I am reading The Brothers Karamazov. I have no idea if I like it or not but its there, expansive, intimidating. The weight of orthodox icons, obsessive men, religious doctrine and snow is crushing. The snow isn’t another character aiding or impeding but it’s profoundly immanent. It has to be as its Russia and vastness and snow are inscribed into the national character.

The Brothers Karamazov is almost like a long plane flight where the past is erased and the future is uncertain. All there is for the time being is an aisle, the sound of air conditioning and the strange man two seats up on the left who sits very straight in his chair and is still wearing his business shoes.

Freud said the book was” the most magnificent novel ever written.” His reasons for that high opinion may lie in his own profession. His praise was more than likely formed by seeing the work within his own analytical work in psychology. The characters of Karamazov are nothing if not complex – sublime material for a mind, such as Freud’s, to interpret.

It’s almost too predictable to state that Nabokov didn’t share the same view. There is a shambling, rambling never-ending quality to the book which would have provoked stern moral disapproval from him.

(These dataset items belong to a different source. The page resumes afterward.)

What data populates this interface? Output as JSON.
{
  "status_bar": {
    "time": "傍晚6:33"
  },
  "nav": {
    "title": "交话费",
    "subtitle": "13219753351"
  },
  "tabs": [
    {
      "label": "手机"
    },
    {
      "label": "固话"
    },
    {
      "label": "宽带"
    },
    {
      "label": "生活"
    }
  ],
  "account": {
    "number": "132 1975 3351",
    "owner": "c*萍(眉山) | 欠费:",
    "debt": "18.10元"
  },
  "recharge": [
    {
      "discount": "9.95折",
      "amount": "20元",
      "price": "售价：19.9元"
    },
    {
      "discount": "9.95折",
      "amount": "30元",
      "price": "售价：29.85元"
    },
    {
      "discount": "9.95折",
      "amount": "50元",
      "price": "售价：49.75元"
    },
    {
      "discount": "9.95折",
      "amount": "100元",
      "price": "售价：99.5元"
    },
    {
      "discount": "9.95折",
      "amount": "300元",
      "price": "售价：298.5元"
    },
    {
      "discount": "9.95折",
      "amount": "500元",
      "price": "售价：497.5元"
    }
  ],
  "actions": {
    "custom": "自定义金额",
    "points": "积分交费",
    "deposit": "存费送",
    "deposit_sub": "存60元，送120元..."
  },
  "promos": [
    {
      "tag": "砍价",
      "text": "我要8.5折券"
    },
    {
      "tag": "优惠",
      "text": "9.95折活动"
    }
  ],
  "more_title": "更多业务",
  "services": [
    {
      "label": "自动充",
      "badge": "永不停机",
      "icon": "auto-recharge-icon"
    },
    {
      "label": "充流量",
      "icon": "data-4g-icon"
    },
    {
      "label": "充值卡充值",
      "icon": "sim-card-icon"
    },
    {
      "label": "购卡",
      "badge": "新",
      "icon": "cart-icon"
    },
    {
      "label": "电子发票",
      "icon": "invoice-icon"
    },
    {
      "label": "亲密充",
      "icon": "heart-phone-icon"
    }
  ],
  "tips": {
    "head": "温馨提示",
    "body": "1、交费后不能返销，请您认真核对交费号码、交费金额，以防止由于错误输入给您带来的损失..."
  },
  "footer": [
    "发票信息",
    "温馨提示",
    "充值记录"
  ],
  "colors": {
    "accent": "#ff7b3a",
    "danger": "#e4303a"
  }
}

Reading very long books is like having one’s mind wiped. They are worlds unto themselves. The stuff on Orthodox doctrine is not easy and seems to have no end. It’s quite difficult to find the beginning too. If you have no compass for such long digressions on faith in that church it is bewildering. All those names and patronymics become hypnotic and it’s a shame we don’t have them. Even so I have forgotten my name Perhaps it’s Sergei Michailovich by now. I’ll have to check in the list of characters.

In the post Fiction is good for absolutely nothing I went over a Cold War story of how the KGB used Dostoevsky to understand their enemy. The CIA, on the other hand, spent millions on game theory and psychologists like the Canadian, Dr Cameron, who proposed a means to erase memory and impose new structures on the human mind.

How any of Russia’s enemies were like the characters in The Brothers Karamazov is intriguing. Government officials are more median type personalities than anything in Dostoevsky. Those characters tend to be on the margins. Maybe by reading Dostoevsky the KGB had forgotten what their objective was.

Despite all his work, Dr Cameron’s ECT treatment in the 1950s was a complete failure. All his patients could say after they had had their brains wiped and restored was “I am at ease with myself.” That is not a very durable sentence. Cameron and the KGB had discovered the means to baffle themselves.

I need to find a new direction. Disorientated people are often asked simple things to establish their mental state such as: What is the date today; what month is it; who is the president of the United States?

I know this; it’s, err, right there…it’s Ford – I’m right, aren’t I?